Política Rio não fala de críticas internas porque não foi para isso que se fez o 25 de Abril

Rio não fala de críticas internas porque não foi para isso que se fez o 25 de Abril

O presidente social-democrata rejeita comentar a "vida interna do PSD" e sobre as críticas que lhe foram dirigidas, em particular pela deputada Teresa Morais, Rui Rio diz que "não foi para isso que se fez o 25 de Abril". O líder do PSD reiterou ainda "preocupação" sobre aquilo que se vai sabendo do Orçamento do Estado.
Rio não fala de críticas internas porque não foi para isso que se fez o 25 de Abril
Estela Silva/Lusa
David Santiago 12 de outubro de 2018 às 13:34

Rui Rio não comenta as críticas internas à sua liderança e diz-se concentrado em construir uma alternativa à actual governação. O presidente do PSD recusou comentar a nova polémica no seio do grupo parlamentar social-democrata em que deputados da chamada ala "passista" acusaram a direcção do partido de os silenciar.

"Não vou comentar a vida interna do PSD. Quase me apetece dizer que não foi para isso que se fez o 25 de Abril", disse o líder social-democrata em declarações feitas aos jornalistas esta sexta-feira, 12 de Outubro, em Trancoso.

Sobre os aparentes sinais de desunião no PSD, Rui Rio garante que não faz tal avaliação com base em "uma ou duas notícias de jornais" e garante estar somente concentrado em "ajudar a resolver os problemas do país".

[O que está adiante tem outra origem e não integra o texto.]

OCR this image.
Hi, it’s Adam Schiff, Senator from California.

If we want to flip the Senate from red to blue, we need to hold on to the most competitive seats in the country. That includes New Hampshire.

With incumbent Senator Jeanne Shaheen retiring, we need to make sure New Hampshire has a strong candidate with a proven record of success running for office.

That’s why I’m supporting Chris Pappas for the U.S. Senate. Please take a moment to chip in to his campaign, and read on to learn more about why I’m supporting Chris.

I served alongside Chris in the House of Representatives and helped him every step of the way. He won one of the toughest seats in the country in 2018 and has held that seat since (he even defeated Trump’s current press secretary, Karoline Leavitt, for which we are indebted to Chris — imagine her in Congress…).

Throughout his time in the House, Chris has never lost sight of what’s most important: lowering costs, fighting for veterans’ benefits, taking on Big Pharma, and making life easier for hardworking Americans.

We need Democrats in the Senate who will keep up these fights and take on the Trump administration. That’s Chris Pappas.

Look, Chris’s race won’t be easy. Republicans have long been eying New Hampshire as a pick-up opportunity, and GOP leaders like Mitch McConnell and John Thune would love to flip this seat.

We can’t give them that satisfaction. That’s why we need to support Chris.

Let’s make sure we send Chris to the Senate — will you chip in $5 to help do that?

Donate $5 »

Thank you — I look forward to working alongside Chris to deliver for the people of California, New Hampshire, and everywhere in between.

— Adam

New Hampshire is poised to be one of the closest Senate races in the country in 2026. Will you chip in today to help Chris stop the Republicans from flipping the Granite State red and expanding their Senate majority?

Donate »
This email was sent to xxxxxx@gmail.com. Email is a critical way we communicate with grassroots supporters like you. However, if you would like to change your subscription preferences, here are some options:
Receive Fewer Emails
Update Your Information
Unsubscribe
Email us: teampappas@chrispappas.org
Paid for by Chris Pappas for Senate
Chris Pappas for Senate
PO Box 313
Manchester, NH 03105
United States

Quanto ao artigo que hoje saiu no Público, em que Teresa Morais lamenta o facto de haver "tanta gente (…) silenciada e impedida de exercer cabalmente o seu mandato", Rio diz apenas não ter lido e avisa que não vai "responder". Porque o que "convém é que o partido esteja unido".

Esta quinta-feira, o Expresso avançou que na reunião da bancada parlamentar social-democrata houve vários deputados a acusar a direcção de os "silenciar". O líder da bancada, Fernando Negrão, rejeitou depois ter alguma vez recebido indicações da direcção liderada por Rio para silenciar ou pôr de parte algum deputado.

OE parece um "bodo aos eleitores"

Perante o aproximar da entrega do Orçamento do Estado na Assembleia da República, em 15 de Outubro, Rui Rio mostrou "preocupação" em relação à forma como vem sendo divulgado parte do conteúdo da proposta orçamental. "E
m vez de [o OE] ser apresentado com a solenidade própria no dia 15 de Outubro, vamos vendo que, ou o Bloco de Esquerda, ou o PCP, ou o PS, vão deixando cair medidas", notou sublinhando que "umas poderão vir a ser verdade, outras não".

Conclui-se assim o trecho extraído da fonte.